Più di 1.100 scosse di terremoto (quattro delle quali hanno toccato e superato magnitudo 4.0) in appena 55 ore; una violenta attività esplosiva dai crateri sommitali, con copiose emissioni di lava nella desertica Valle del Bove e colonne di cenere accompagnate da intensi boati; una marcata deformazione del suolo prima a livello sommitale, poi sul fianco orientale, soprattutto intorno a quota 1.700 metri: dopo lunghi mesi di calma apparente, l’Etna dà sfogo all’energia accumulata in lunghi anni di ricarica, provocando gravi danni ad alcuni dei centri abitati coinvolti dai fenomeni, mettendo in apprensione le popolazioni dell’area pedemontana, e facendo scattare lo stato di massima allerta di esperti e Protezione civile.

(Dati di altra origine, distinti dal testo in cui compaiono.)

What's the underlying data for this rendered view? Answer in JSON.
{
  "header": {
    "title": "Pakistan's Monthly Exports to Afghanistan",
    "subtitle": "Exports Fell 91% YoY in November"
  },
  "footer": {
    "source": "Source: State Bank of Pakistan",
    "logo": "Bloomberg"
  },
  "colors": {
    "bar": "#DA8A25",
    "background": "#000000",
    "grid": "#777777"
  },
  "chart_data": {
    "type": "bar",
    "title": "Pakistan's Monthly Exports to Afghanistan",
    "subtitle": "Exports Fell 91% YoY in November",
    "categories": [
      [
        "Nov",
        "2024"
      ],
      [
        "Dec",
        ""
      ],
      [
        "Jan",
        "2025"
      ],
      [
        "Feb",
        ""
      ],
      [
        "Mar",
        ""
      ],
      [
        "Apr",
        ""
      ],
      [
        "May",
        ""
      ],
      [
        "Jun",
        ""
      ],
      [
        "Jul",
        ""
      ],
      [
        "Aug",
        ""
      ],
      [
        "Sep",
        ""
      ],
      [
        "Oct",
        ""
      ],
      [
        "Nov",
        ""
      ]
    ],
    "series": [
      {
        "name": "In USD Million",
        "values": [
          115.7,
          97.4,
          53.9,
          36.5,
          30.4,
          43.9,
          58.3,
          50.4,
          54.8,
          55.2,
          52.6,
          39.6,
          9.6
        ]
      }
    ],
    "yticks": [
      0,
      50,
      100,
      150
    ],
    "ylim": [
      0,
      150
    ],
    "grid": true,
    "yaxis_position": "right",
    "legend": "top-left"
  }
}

«La repentina risalita di un consistente flusso di magma dal profondo – spiega Eugenio Privitera, direttore della sezione di Catania dell’Ingv (l’Istituto nazionale di geofisica e vulcanologia)-Osservatorio Etneo -, la mattina di lunedì 24 è andata a destabilizzare il precario equilibrio del complesso sistema di faglie che interseca l’edificio vulcanico, provocando un effetto domino, che continua tuttora. Il riassestamento delle faglie si traduce a sua volta nel rilascio d’energia che noi osserviamo, e subiamo, sotto forma di terremoti».

«Non solo – continua Privitera –: risalendo lungo i condotti centrali, il magma è arrivato fino in superficie dando vita a un’intensa attività stromboliana dal cratere di Sud-Est alla cui base si è aperta una frattura che si è allungata all’interno della Valle del Bove: qui, sempre nella mattinata di lunedì, si sono attivate più “bottoniere” (fessure effusive ed esplosive, ndr) dalle quali la lava è sgorgata copiosa, riversandosi sul fondo della Valle. Quarantotto ore dopo, tali fessure in apparenza sembrano aver esaurito la loro foga, ma le telecamere termiche ci dicono che l’area è ancora incandescente ed è possibile che la lava si sia ingrottata. Ne sapremo di più nelle prossime ore, quando i nostri ricercatori effettueranno un nuovo sorvolo in elicottero. Nel frattempo – puntualizza ancora Eugenio Privitera –, quietatosi il Sud-Est, l’attività esplosiva è emigrata all’interno della Bocca Nuova da dove emerge un’alta colonna piroclastica che sta provocando la ricaduta di cenere in tutta l’area pedemontana, arrivando sino a Catania e causando non pochi disagi al traffico aereo».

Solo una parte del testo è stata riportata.